A corporate strategy document provides an overview of internal elements necessary to outperform the competition. These elements draw on operational analysis, indicating to senior leadership how to use corporate resources to boost productivity. Examples include human resources procedures, knowledge capital, employee ethical values and strategic positioning in the competitive landscape. Knowledge capital is the combined skill set that results from the experience, knowledge, learning, information and abilities of a company's employees. When analyzing internal factors, top management studies the best way to instill greater strategic cohesion among department heads, segment leaders and subordinates. Put more simply, corporate executives ensure that all employees work in tandem to achieve the same strategic goals.
External factors that affect a company's strategic moves are a subject of debate among corporate leadership. These factors include rivals' actions, the state of the economy, the regulatory landscape and financial markets. Under the direction of senior leaders, corporate strategists embark on a series of changes that ensure higher efficiency in the company's operating processes. Studying external elements helps top leadership work out adequate funding agreements with investors, especially when it comes to raising cash on global financial markets. For example, a company may include in its strategic statement the tools it will use to woo investors and financial analysts, touting its solid economic standing and credit rating.
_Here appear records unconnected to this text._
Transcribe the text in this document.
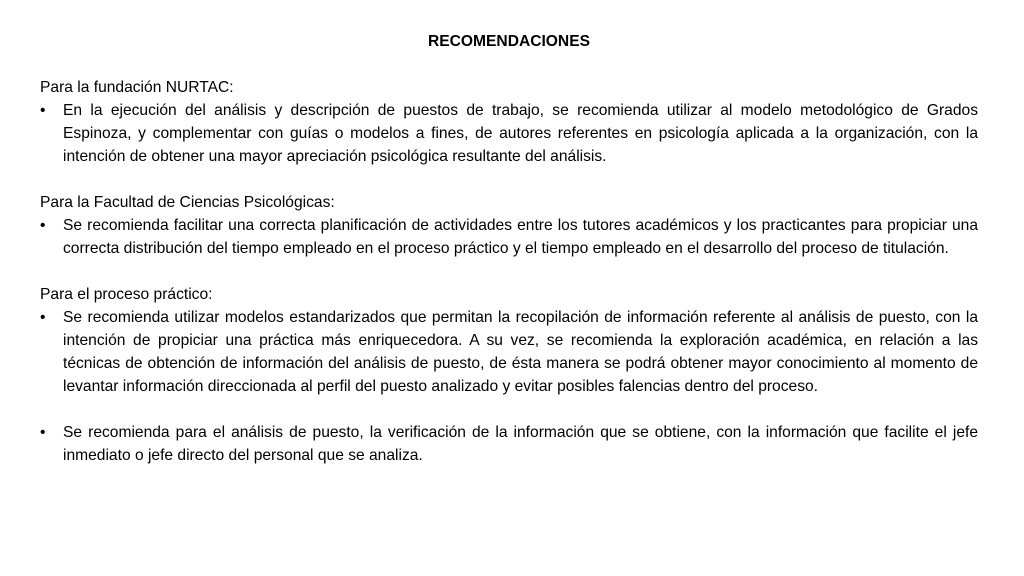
RECOMENDACIONES

Para la fundación NURTAC:

• En la ejecución del análisis y descripción de puestos de trabajo, se recomienda utilizar al modelo metodológico de Grados Espinoza, y complementar con guías o modelos a fines, de autores referentes en psicología aplicada a la organización, con la intención de obtener una mayor apreciación psicológica resultante del análisis.

Para la Facultad de Ciencias Psicológicas:

• Se recomienda facilitar una correcta planificación de actividades entre los tutores académicos y los practicantes para propiciar una correcta distribución del tiempo empleado en el proceso práctico y el tiempo empleado en el desarrollo del proceso de titulación.

Para el proceso práctico:

• Se recomienda utilizar modelos estandarizados que permitan la recopilación de información referente al análisis de puesto, con la intención de propiciar una práctica más enriquecedora. A su vez, se recomienda la exploración académica, en relación a las técnicas de obtención de información del análisis de puesto, de ésta manera se podrá obtener mayor conocimiento al momento de levantar información direccionada al perfil del puesto analizado y evitar posibles falencias dentro del proceso.

• Se recomienda para el análisis de puesto, la verificación de la información que se obtiene, con la información que facilite el jefe inmediato o jefe directo del personal que se analiza.
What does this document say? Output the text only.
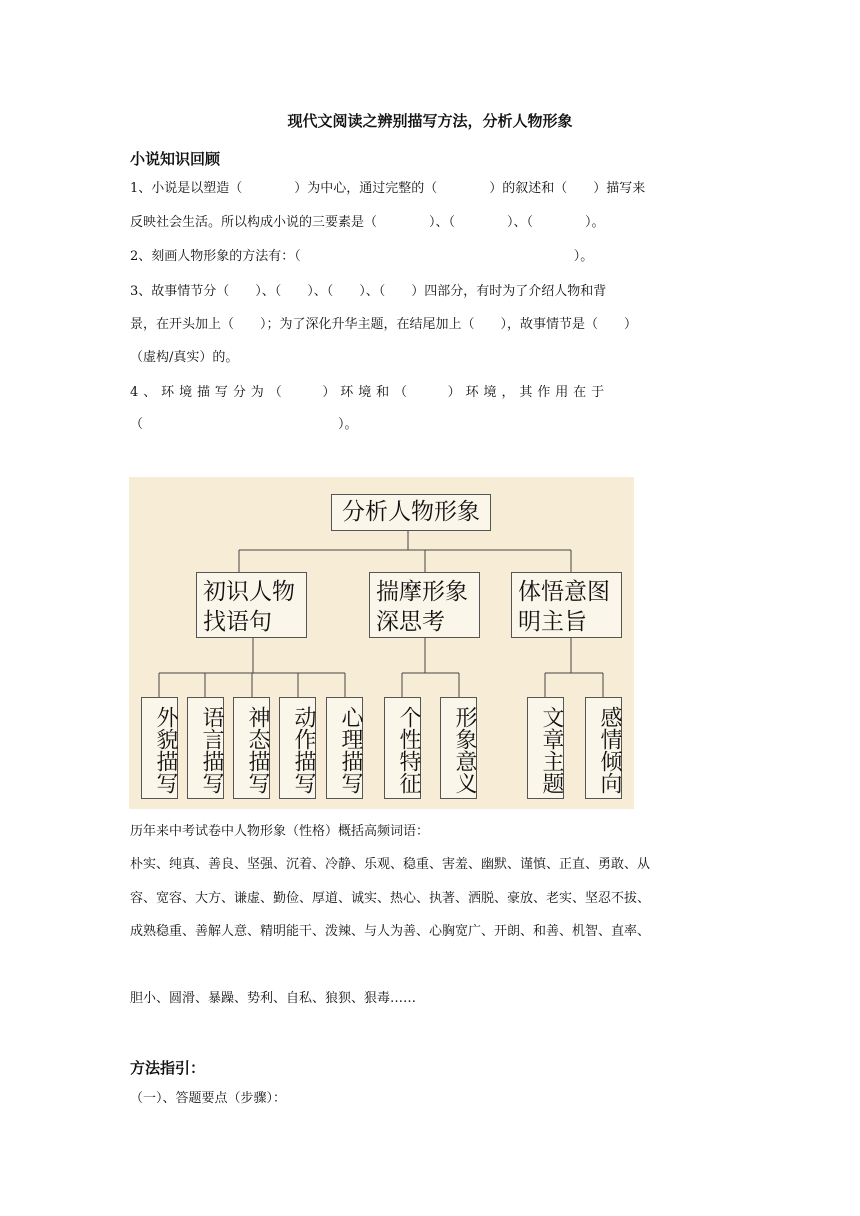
现代文阅读之辨别描写方法，分析人物形象
小说知识回顾
1、小说是以塑造（　　　　）为中心，通过完整的（　　　　）的叙述和（　　）描写来
反映社会生活。所以构成小说的三要素是（　　　　）、（　　　　）、（　　　　）。
2、刻画人物形象的方法有：（　　　　　　　　　　　　　　　　　　　　　）。
3、故事情节分（　　）、（　　）、（　　）、（　　）四部分，有时为了介绍人物和背
景，在开头加上（　　）；为了深化升华主题，在结尾加上（　　），故事情节是（　　）
（虚构/真实）的。
4 、 环 境 描 写 分 为 （　　　） 环 境 和 （　　　） 环 境 ， 其 作 用 在 于
（　　　　　　　　　　　　　　　）。
分析人物形象
初识人物
找语句
揣摩形象
深思考
体悟意图
明主旨
外貌描写 语言描写 神态描写 动作描写	心理描写	个性特征	形象意义	文章主题	感情倾向
历年来中考试卷中人物形象（性格）概括高频词语：
朴实、纯真、善良、坚强、沉着、冷静、乐观、稳重、害羞、幽默、谨慎、正直、勇敢、从
容、宽容、大方、谦虚、勤俭、厚道、诚实、热心、执著、洒脱、豪放、老实、坚忍不拔、
成熟稳重、善解人意、精明能干、泼辣、与人为善、心胸宽广、开朗、和善、机智、直率、
胆小、圆滑、暴躁、势利、自私、狼狈、狠毒……
方法指引：
（一）、答题要点（步骤）：
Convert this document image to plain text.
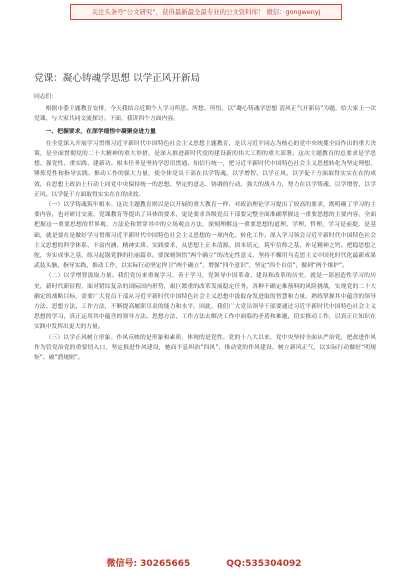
关注头条号“公文研究”，获得最新最全最专业的公文资料库！ 微信：gongwenyj
党课：凝心铸魂学思想 以学正风开新局

同志们：

根据市委主题教育安排，今天我结合近期个人学习所思、所想、所悟，以“凝心铸魂学思想 清风正气开新局”为题，给大家上一次党课，与大家共同交流探讨。下面，我讲四个方面内容。

一、把握要求，在深学细悟中凝聚奋进力量

在全党深入开展学习贯彻习近平新时代中国特色社会主义思想主题教育，是以习近平同志为核心的党中央统揽全局作出的重大决策，是全面贯彻党的二十大精神的重大举措，是深入推进新时代党的建设新的伟大工程的重大部署。这次主题教育的总要求是学思想、强党性、重实践、建新功。根本任务是坚持学思用贯通、知信行统一，把习近平新时代中国特色社会主义思想转化为坚定理想、锤炼党性和指导实践、推动工作的强大力量，使全体党员干部在以学铸魂、以学增智、以学正风、以学促干方面取得实实在在的成效，在思想上政治上行动上同党中央保持统一的思想、坚定的意志、协调的行动、强大的战斗力，努力在以学铸魂、以学增智、以学正风、以学促干方面取得实实在在的成效。

（一）以学铸魂筑牢根本。这次主题教育则以是以开展的重大教育一样、对政治理论学习提出了较高的要求，既明确了学习的主要内容，也对研讨交流、党课教育等提出了具体的要求，更是要求各级党员干部要完整全面准确掌握这一重要思想的主要内容，全面把握这一重要思想的世界观、方法论和贯穿其中的立场观点方法，深刻理解这一重要思想的道理、学理、哲理，学习是前提，是基础，就是要在是做好学习贯彻习近平新时代中国特色社会主义思想的一项内化、转化工作。深入学习领会习近平新时代中国特色社会主义思想的科学体系、丰富内涵、精神实质、实践要求，从思想上正本清源、固本培元，筑牢信仰之基、补足精神之钙、把稳思想之舵，夯实成事之基，练习起锅党静的壮丽篇章。要深刻领悟“两个确立”的决定性意义，坚持不懈用马克思主义中国化时代化最新成果武装头脑、指导实践、推动工作，以实际行动坚定捍卫“两个确立”，增强“四个意识”，坚定“四个自信”，做到“两个维护”。

（二）以学增智汲取力量。我们党历来重视学习、善于学习，党领导中国革命、建设和改革的历史，就是一部创造性学习的历史。新时代新征程，面对错综复杂的国际国内形势，艰巨繁重的改革发展稳定任务，各种不确定难预料的风险挑战，实现党的二十大确定的战略目标，需要广大党员干部从习近平新时代中国特色社会主义思想中汲取奋发进取的智慧和力量，熟练掌握其中蕴含的领导方法、思想方法、工作方法，不断提高履职尽责的能力和水平。因此，我们广大党员领导干部要通过习近平新时代中国特色社会主义思想的学习，真正运用其中蕴含的领导方法、思想方法、工作方法去解决工作中面临的矛盾和难题，切实推动工作，以真正让知识在实践中发挥出更大的力量。

（三）以学正风树立形象。作风反映的是形象和素质，体现的是党性。党的十八大以来，党中央坚持全面从严治党，把改进作风作为管党治党的重要切入口，坚定推进作风建设，驰而不息纠治“四风”，推动党的作风建设，树立新风正气，以实际行动做好“明规矩”、破“潜规则”。

微信号: 30265665	QQ:535304092
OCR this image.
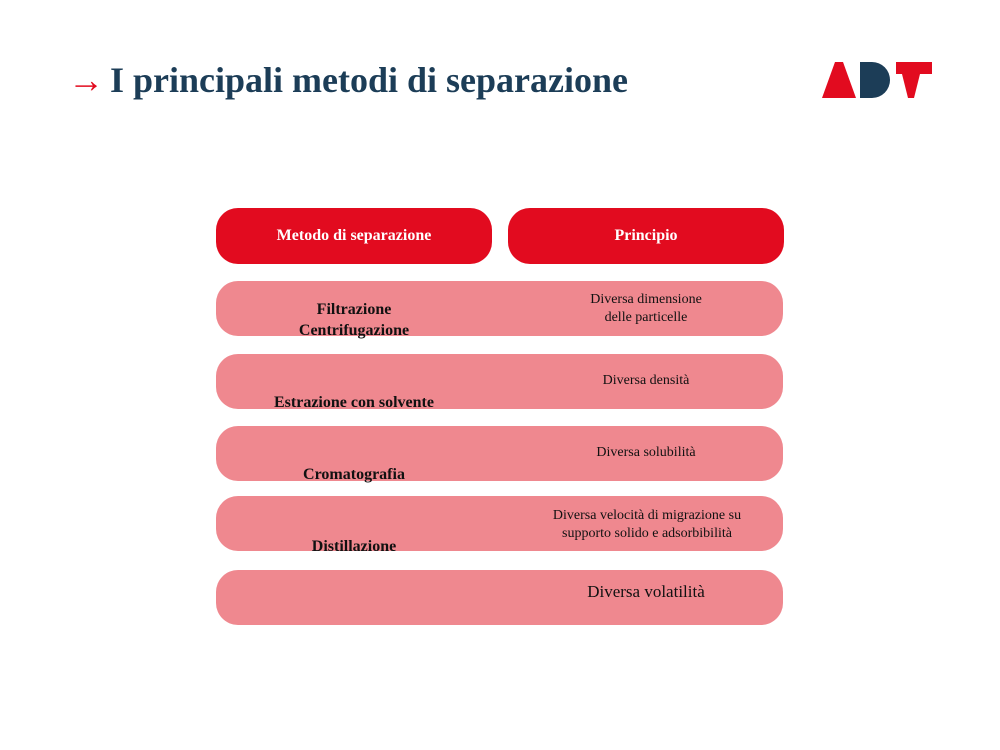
→ I principali metodi di separazione
Metodo di separazione	Principio
Filtrazione
Centrifugazione
Estrazione con solvente
Cromatografia
Distillazione
Diversa dimensione
delle particelle
Diversa densità
Diversa solubilità
Diversa velocità di migrazione su
supporto solido e adsorbibilità
Diversa volatilità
Operating goals relate to performance targets that business unit chiefs must meet in manufacturing and administrative functions. Top management works in tandem with department heads, instilling in employees the ethical guidelines necessary to achieve higher productivity. Senior executives often encourage department chiefs to provide comprehensive accounts of operating performance, fearing that a piecemeal disclosure may not be sufficient to correct inefficiencies. For example, a car manufacturer's top management may recommend that all production foremen publish detailed operating reports at the end of every quarter instead of ad hoc production statements. The detailed reports may contain valuable data about materials costs, factory overhead and fixed expenses.
In a corporate strategy statement, top leadership includes short-term and long-term goals needed to steer the company to profitability. These objectives don't have an operational perspective, focusing rather on concerns such as the firm's long-term economic standing as well as its social citizenship and reputation in the marketplace. Social citizenship consists of initiatives, including charitable actions, that a company takes to improve society.